Fate of Subsidy Warrants Explanation, Court Says

(CN) - The Bonneville Power Administration must explain in detail why it decided not to seek repayment of a court-invalidated, $32 million subsidy it gave to an aluminum manufacturer, the 9th Circuit ruled Thursday.

The ruling is the latest in a long-running consolidated case pitting a dozen small energy utilities and cooperatives in the Pacific Northwest against the federal agency's subsidy contracts with its industrial customers.

Though the 9th Circuit in two previous decisions found the subsidies inconsistent with the Bonneville Power Administration's (BPA) general mandate to operate in a "businesslike manner," it left it to BPA to decide if it should or could seek refunds.

Specifically, the utilities and co-ops objected to a 2006 contract in which BPA had agreed to pay three aluminum manufacturers a total of $59 million per year for five years, instead of providing them with electrical power. The aluminum companies were then free to use the cash to buy power from another source, and BPA could meet its growing demand for energy from public utilities and co-ops, which the agency must by law treat as first-priority customers.

Small utilities claimed that this arrangement caused their own rates to go up. They also challenged a one-time "interim fix" subsidy of $32 million to Alcoa, which was also one of the three companies that benefited from the 2006 contracts. BPA said this so-called "Alcoa amendment" was necessary to avoid interruption of Alcoa's smelter operations.

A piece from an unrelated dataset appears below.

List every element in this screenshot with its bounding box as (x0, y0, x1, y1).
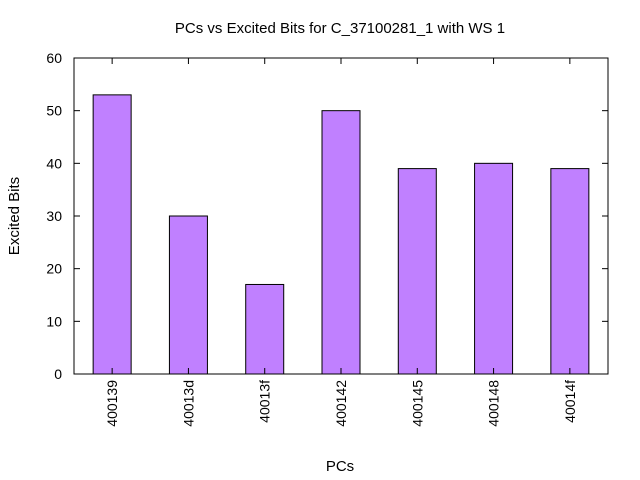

After BPA decided in 2011 not to seek refunds from the aluminum companies, the plaintiff power companies and co-ops appealed again, alleging that the decision violated the Appropriations Clause and BPA's governing statutes.

The 9th Circuit found 2-1 Thursday that BPA made the right call on all the subsidies save one - the Alcoa amendment.

Alcoa told the court that, because of market fluctuations, it had actually ended up paying $218 million - $26 million during the amendment period - more for power than it would have without the subsidy agreements, giving it a possible claim against the agency for underpayment.

Since BPA took into account Alcoa's threat of a counterclaim in deciding not to pursue repayment of the subsidies, the agency must "provide some analysis of whether Alcoa's claim of net underpayment has any fair chance of success," the panel ruled, remanding the issue back to Oregon.

The agency must also "analyze alternative plans for recovery of any overpayment to Alcoa," and "either ... adopt one of those plans or to explain why, with respect to each of them, the costs and downside risks justify abandonment of the opportunity to recover any overpayment."

The majority denied review of the other challenged subsidies based largely on waiver provisions in the original contacts.

Judge Stephen Reinhardt argued in partial dissent that BPA should be required to seek recovery of "$100 to $200 million in funds" it paid out under the 2006 contracts with the aluminum companies.

"The majority's contrary answer allows BPA to violate its statutory limitations at will and to shield itself against taking any measure to remedy its unlawful actions," Reinhardt wrote.